神を守る者、鋼の番人

 記録球が砕けたと同時に、地鳴りが響いた。


 遺跡の壁面がゆっくりと開き、そこから現れたのは――


 銀白の巨体。滑らかに動く球体の関節。青白い光を宿した仮面のような顔。


 《神核守護機兵(オートマタ・ガーディアン)》

 ――神の墓標を守る、最終兵器。


「でっけぇ……!」


「完全に起動したわ……アキト、これは“会話不能”よ! 完全自律兵器! 殺る気満々!」


 そして、次の瞬間。


■ 敵性反応確認

■ “神核への接触者”は排除対象

■ 作戦コード:黙示録(アポカリプス)発動




「アカンやつだコレ!!!」


◇ ◇ ◇


 振り下ろされる拳一撃で、床が爆発四散した。


 かろうじて跳躍で避けたが、その余波だけで空間が歪む。


「動きが……重力無視!? 空間圧縮してんのか!?」


「それ、神術レベルよアキトっ!」


 だが、俺も“素人”じゃない。


 心の内に問いかける――


 「《創造神の手》、対神兵装展開可能か?」


■ 対応兵装構築中……

■ 新規生成物:「崩刻鎚〈クラッシュ=オーレ〉」解放




 光の中から現れたのは、白金の大槌(おおづち)。


 重さゼロ、破壊力無限。

 概念上の「硬さ」すら砕く、“神殺しの槌”。


「よし……勝負だ」


◇ ◇ ◇


 轟音が鳴る。


 俺の槌と、番人の腕が激突し、空間がブレた。

 通常攻撃は無効。

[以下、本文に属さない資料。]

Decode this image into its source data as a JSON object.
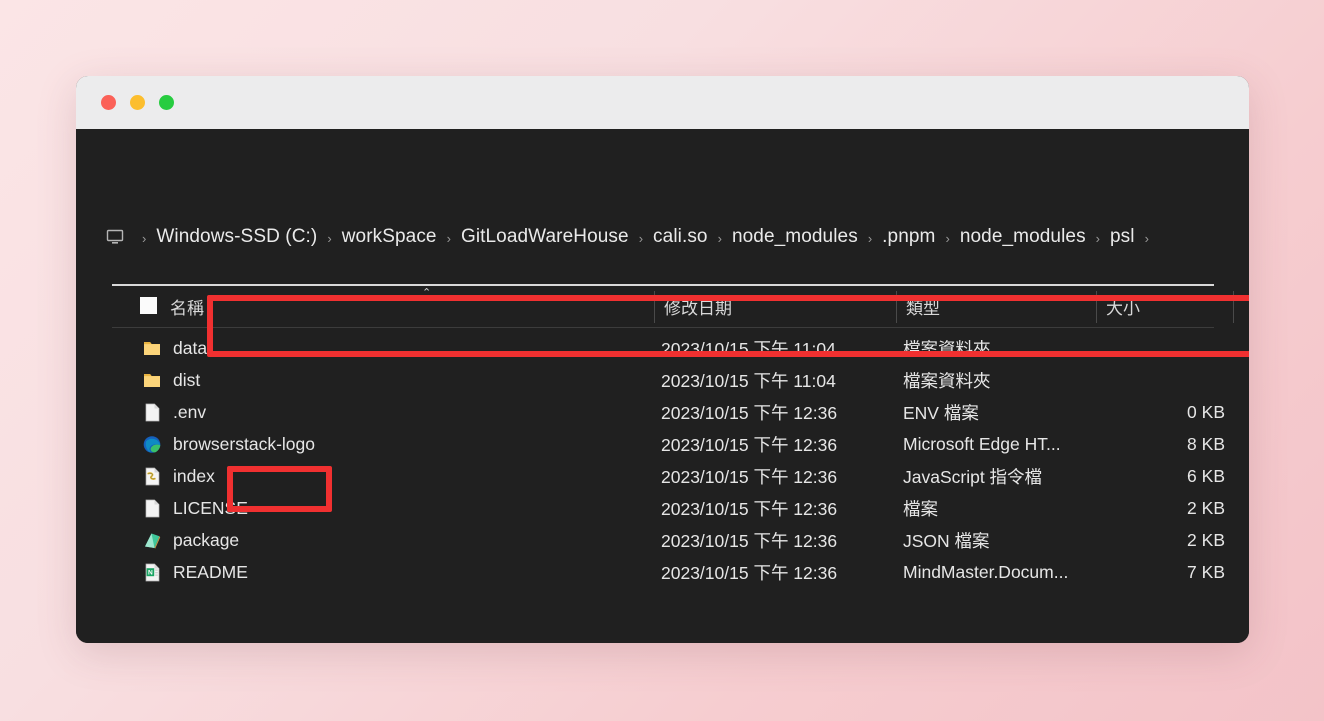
{
  "window": {
    "traffic_lights": [
      {
        "name": "close",
        "color": "#fb6158"
      },
      {
        "name": "minimize",
        "color": "#fcbe2e"
      },
      {
        "name": "maximize",
        "color": "#27cc40"
      }
    ]
  },
  "addressbar": {
    "left_icon": "computer-icon",
    "leading_separator": "›",
    "separator": "›",
    "crumbs": [
      "Windows-SSD (C:)",
      "workSpace",
      "GitLoadWareHouse",
      "cali.so",
      "node_modules",
      ".pnpm",
      "node_modules",
      "psl"
    ]
  },
  "table": {
    "select_all_checkbox": true,
    "sort_indicator": "⌃",
    "headers": {
      "name": "名稱",
      "date": "修改日期",
      "type": "類型",
      "size": "大小"
    },
    "rows": [
      {
        "name": "data",
        "icon": "folder-icon",
        "date": "2023/10/15 下午 11:04",
        "type": "檔案資料夾",
        "size": ""
      },
      {
        "name": "dist",
        "icon": "folder-icon",
        "date": "2023/10/15 下午 11:04",
        "type": "檔案資料夾",
        "size": ""
      },
      {
        "name": ".env",
        "icon": "blank-file-icon",
        "date": "2023/10/15 下午 12:36",
        "type": "ENV 檔案",
        "size": "0 KB"
      },
      {
        "name": "browserstack-logo",
        "icon": "edge-icon",
        "date": "2023/10/15 下午 12:36",
        "type": "Microsoft Edge HT...",
        "size": "8 KB"
      },
      {
        "name": "index",
        "icon": "javascript-icon",
        "date": "2023/10/15 下午 12:36",
        "type": "JavaScript 指令檔",
        "size": "6 KB"
      },
      {
        "name": "LICENSE",
        "icon": "blank-file-icon",
        "date": "2023/10/15 下午 12:36",
        "type": "檔案",
        "size": "2 KB"
      },
      {
        "name": "package",
        "icon": "json-package-icon",
        "date": "2023/10/15 下午 12:36",
        "type": "JSON 檔案",
        "size": "2 KB"
      },
      {
        "name": "README",
        "icon": "mindmaster-icon",
        "date": "2023/10/15 下午 12:36",
        "type": "MindMaster.Docum...",
        "size": "7 KB"
      }
    ]
  },
  "annotations": {
    "color": "#f03030",
    "items": [
      {
        "name": "path-highlight",
        "target": "address-bar"
      },
      {
        "name": "env-file-highlight",
        "target": ".env row"
      }
    ]
  }
}
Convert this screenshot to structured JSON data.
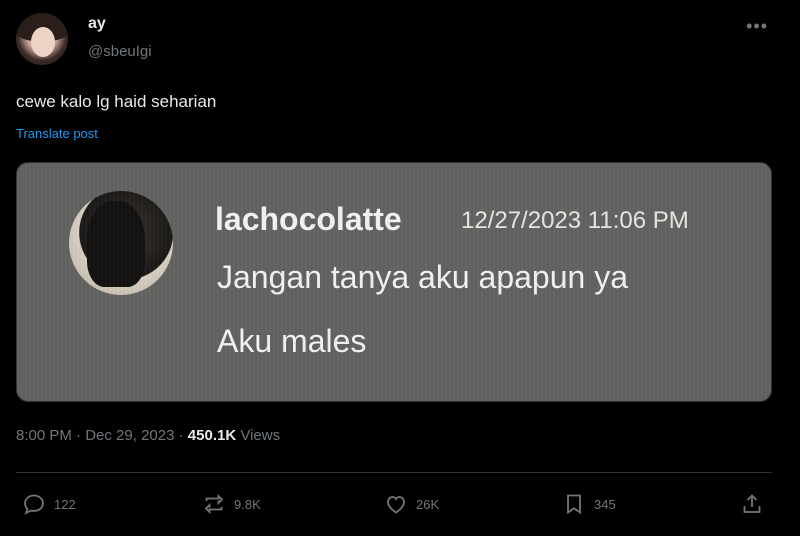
{
  "author": {
    "display_name": "ay",
    "handle": "@sbeuIgi"
  },
  "more_label": "•••",
  "tweet": {
    "text": "cewe kalo lg haid seharian",
    "translate_label": "Translate post"
  },
  "media": {
    "username": "lachocolatte",
    "timestamp": "12/27/2023 11:06 PM",
    "line1": "Jangan tanya aku apapun ya",
    "line2": "Aku males"
  },
  "meta": {
    "time": "8:00 PM",
    "sep1": " · ",
    "date": "Dec 29, 2023",
    "sep2": " · ",
    "views_count": "450.1K",
    "views_label": " Views"
  },
  "actions": {
    "replies": "122",
    "reposts": "9.8K",
    "likes": "26K",
    "bookmarks": "345"
  },
  "icons": {
    "reply": "reply-icon",
    "repost": "repost-icon",
    "like": "heart-icon",
    "bookmark": "bookmark-icon",
    "share": "share-icon"
  },
  "colors": {
    "background": "#000000",
    "text": "#e7e9ea",
    "muted": "#71767b",
    "link": "#1d9bf0",
    "media_bg": "#626260"
  }
}
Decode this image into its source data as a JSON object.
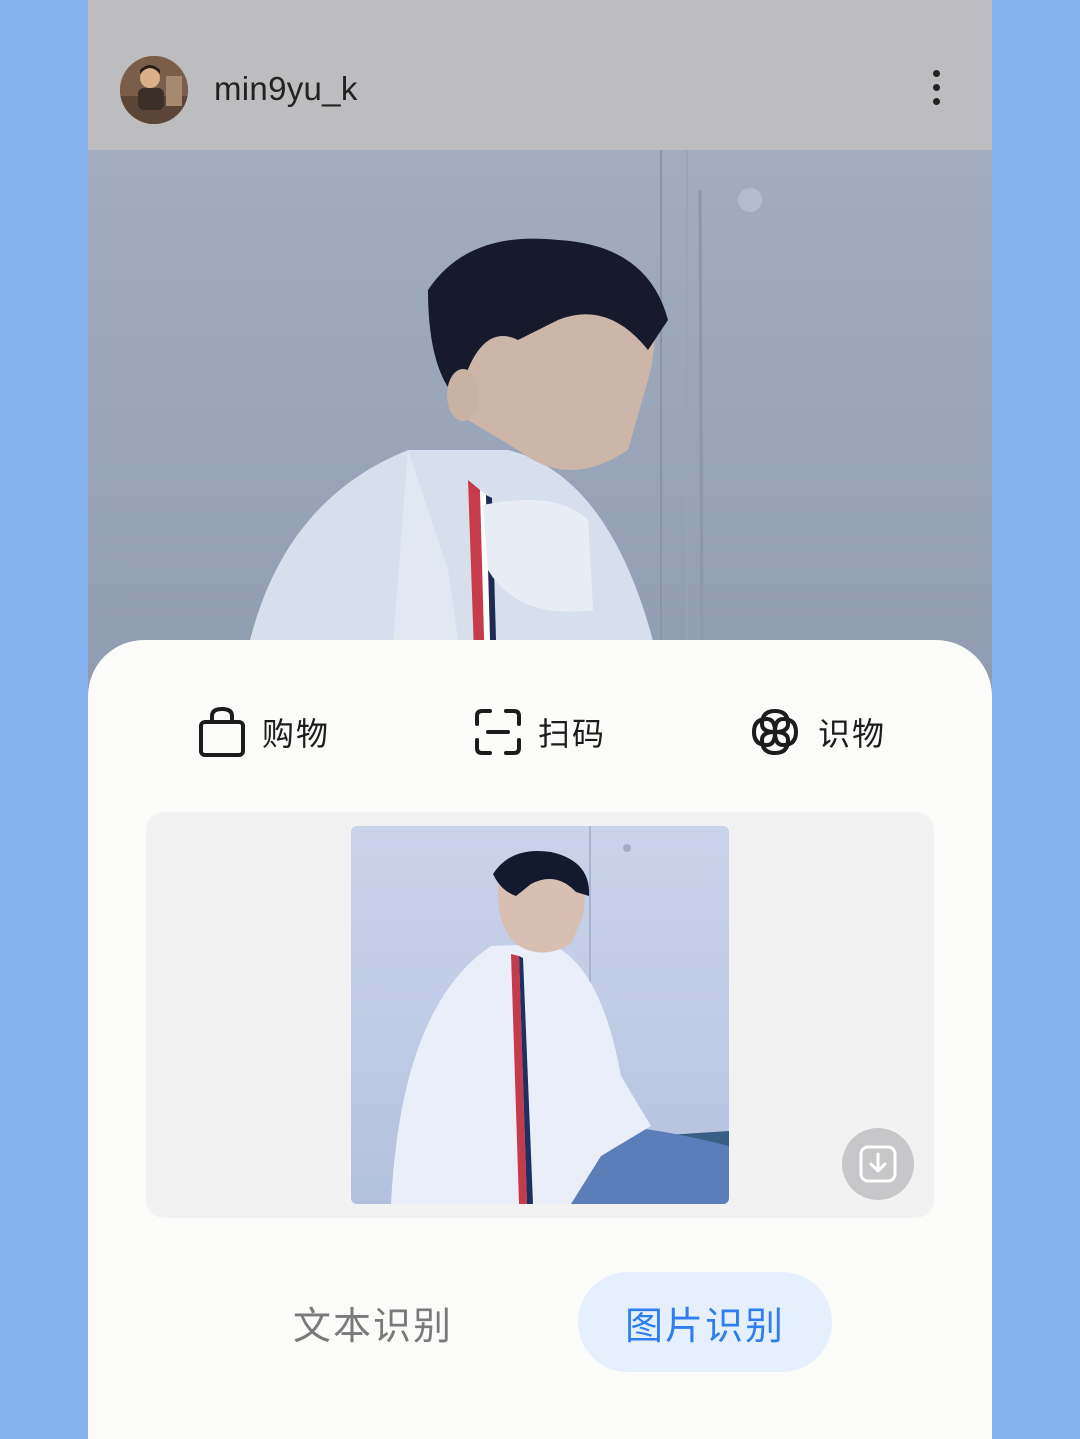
{
  "header": {
    "username": "min9yu_k",
    "avatar_icon": "avatar",
    "more_icon": "more-vertical-icon"
  },
  "tools": [
    {
      "label": "购物",
      "icon": "shopping-bag-icon"
    },
    {
      "label": "扫码",
      "icon": "scan-icon"
    },
    {
      "label": "识物",
      "icon": "object-recognition-icon"
    }
  ],
  "preview": {
    "download_icon": "download-icon"
  },
  "tabs": {
    "text_recognition": "文本识别",
    "image_recognition": "图片识别"
  },
  "colors": {
    "background": "#86b3f0",
    "active_tab_text": "#2f7ef0",
    "active_tab_bg": "#e6effc",
    "inactive_tab_text": "#7a7a7a"
  }
}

装甲も意味がない。

 ここは――“存在そのものを削り合う領域”だった。


「《断層裂撃》!」


 崩刻鎚が叩きつけられ、番人の片腕が“消えた”。


 物理的破壊ではない。

 因果そのものを**「なかったことにする」**破壊。


「すげぇなこの武器……やってることチートすぎて引くわ!」


◇ ◇ ◇


 だが、番人は止まらない。


 再生処理。戦術切り替え。

 次は――無音空間フィールド展開。


「くっ……魔力の流れが消えた!? こいつ、魔法封殺領域まで使ってくるのか!」


「アキト、魔力じゃなく“概念そのもの”で動かして!」


「言ってる意味がわかんねぇよエリシアァァ!!」


 でも、不思議と分かる気がした。


 “魔法”じゃない。“存在”で動かせ。


 俺の中にある“無限の器”が――答えた。


「――存在領域、構築開始」

「概念式再起動」

「《因果書換・創造構文展開》――」


■ スキル《因果統制(コード:オリジン)》が発動しました




 その瞬間、俺と番人の周囲に無数の魔法陣が浮かび――


「終わりだ、《存在再編式:零点降臨(ゼロ・フォール)》!!」


 ――世界が一度、真っ白に染まった。


◇ ◇ ◇


 数秒後。

 番人は静かに崩れ、粒子となって空に還っていった。


■ 判定:勝利

■ 神核アクセス権、解放




 そして、神々の中心部――**“神核”**と呼ばれる記憶領域への扉が開いた。


「……アキト、あんた、本当に“人間”なの……?」


「俺にもわかんねぇよ。

でも、わかるのは――こんな世界、放っておけねぇってことだけだ」


 そう、口にした時。


 またひとつ、背後で“誰か”が笑ったような気がした。